Книпхузен с Наумовым не были в хороших отношениях, характеры их не согласовались и не были совсем противоположны, чтобы тянуться друг к другу. Поэтому молодой офицер удивился, видя его у себя так рано, а тем более, когда оказалось, что барон имел под плащом только халат.

– Ты пил уже чай? – спросил, зевая, гость.

– Нет, но самовар готов.

– Очень хорошо, и я с тобой выпью… но есть у тебя ром и лимон?

– Пошлю за ними, если хочешь.

– Пожалуйста, чистый чай – очень правоверный русский напиток, но для людей, нуждающихся в пробуждении, очень лёгкий… ром его делает сносным. Вижу, – добавил барон, – что ты удивляешься, что я поспешил к тебя с таким ранним визитом… но не забывай, что я стою в трёх шагах, что мне скучно и что вчера, возвращаясь поздно, видел почтовую кибитку перед твоей дверью. У тебя был гость? Что слышно? Гм?

Сказав это, он уселся, а скорее лёг, на канапе, запустил белую руку в чёрные пряди волос и с интересом поглядывал на хозяина.

– Мой бывший товарищ по корпусу по пути в Варшаву минуту побыл у меня, – сказал равнодушно Наумов.

– Из Петербурга?

– Да, из Петербурга.

– Что же в Питере? Великое возмущение? Великие страхи? Великая злоба или великий хаос?

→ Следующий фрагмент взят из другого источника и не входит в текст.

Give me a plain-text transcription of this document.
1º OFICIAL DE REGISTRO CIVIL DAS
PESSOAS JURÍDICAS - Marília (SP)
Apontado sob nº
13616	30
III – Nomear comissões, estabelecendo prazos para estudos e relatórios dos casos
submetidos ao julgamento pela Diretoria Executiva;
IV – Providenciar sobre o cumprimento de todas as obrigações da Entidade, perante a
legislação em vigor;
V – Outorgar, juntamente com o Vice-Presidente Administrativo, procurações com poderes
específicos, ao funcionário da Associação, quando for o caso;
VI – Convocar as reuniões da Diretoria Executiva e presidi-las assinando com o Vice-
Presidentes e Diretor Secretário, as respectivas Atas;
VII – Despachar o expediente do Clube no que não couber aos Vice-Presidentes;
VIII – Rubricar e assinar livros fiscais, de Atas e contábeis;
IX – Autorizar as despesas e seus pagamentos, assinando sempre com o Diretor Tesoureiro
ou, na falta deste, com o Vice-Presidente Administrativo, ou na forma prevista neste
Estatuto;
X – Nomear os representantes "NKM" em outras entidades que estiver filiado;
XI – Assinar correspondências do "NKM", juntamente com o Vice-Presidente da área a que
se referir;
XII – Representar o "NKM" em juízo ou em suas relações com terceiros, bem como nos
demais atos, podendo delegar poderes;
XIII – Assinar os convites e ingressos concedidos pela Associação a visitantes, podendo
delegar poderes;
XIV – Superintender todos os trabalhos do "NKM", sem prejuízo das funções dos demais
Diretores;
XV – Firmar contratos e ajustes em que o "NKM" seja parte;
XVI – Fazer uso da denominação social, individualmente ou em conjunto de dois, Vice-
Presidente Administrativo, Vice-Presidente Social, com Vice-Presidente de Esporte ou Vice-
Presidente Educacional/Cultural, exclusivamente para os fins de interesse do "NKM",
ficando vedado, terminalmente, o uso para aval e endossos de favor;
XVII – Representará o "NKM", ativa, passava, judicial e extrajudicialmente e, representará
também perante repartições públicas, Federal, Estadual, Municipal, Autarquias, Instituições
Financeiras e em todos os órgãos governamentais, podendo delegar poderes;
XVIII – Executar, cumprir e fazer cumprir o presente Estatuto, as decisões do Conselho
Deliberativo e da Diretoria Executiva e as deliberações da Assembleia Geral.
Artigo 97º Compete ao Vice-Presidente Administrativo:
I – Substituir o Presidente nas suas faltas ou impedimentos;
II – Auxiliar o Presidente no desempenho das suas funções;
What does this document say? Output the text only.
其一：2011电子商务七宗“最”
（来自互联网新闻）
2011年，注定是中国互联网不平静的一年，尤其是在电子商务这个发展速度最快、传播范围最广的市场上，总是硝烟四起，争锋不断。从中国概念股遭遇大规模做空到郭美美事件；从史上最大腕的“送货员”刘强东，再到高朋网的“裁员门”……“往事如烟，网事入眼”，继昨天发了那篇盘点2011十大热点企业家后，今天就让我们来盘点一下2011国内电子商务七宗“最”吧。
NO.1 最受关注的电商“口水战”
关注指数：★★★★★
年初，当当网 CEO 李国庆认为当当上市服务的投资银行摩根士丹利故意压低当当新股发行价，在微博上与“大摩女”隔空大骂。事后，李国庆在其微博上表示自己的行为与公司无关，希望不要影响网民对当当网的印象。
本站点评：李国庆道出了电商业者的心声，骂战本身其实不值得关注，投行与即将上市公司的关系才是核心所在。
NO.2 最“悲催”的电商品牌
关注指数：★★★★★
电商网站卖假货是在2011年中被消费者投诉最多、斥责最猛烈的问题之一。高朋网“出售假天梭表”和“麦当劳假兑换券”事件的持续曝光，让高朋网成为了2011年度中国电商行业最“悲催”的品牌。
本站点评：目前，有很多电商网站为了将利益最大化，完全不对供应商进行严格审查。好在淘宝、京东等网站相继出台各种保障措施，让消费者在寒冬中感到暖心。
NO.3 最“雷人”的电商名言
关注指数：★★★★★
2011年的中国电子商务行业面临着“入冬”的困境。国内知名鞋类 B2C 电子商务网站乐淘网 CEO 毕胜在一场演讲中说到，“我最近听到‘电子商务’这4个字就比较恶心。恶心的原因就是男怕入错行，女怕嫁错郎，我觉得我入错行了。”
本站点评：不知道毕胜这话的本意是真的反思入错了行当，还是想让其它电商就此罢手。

– Мы об этом мало что говорили, – прервал Наумов, – больше о себе и товарищах.

Барон начал свистеть; а через мгновение сказал, крутя папиросу:

– Слушай, Святослав, ты за шпиона меня принимаешь что ли?

– Что же это, барон?

– Как же ты хочешь, чтобы я поверил, что вы вдвоём с Генриком (потому что я его знаю, и знаю, что был) на протяжении нескольких часов болтали незнамо о чём, когда над головами у вас гремит революция?

– Думайте что хотите, несомненно то, что о Петербурге мы говорили меньше всего!

– Тогда о Варшаве! – усмехнулся барон и сразу медленно добавил, смеясь: – Это только моя лень, что спрашиваю тебя, о чём вы там разговаривали. Немного потрудившись, я мог бы почти дословно угадать ваш юношеский разговор. Естественно, ваши головы горят, когда вы слышите о революции, сердца бьются, вы думаете уже мир от цепей расковать и построить Речь Посполитую!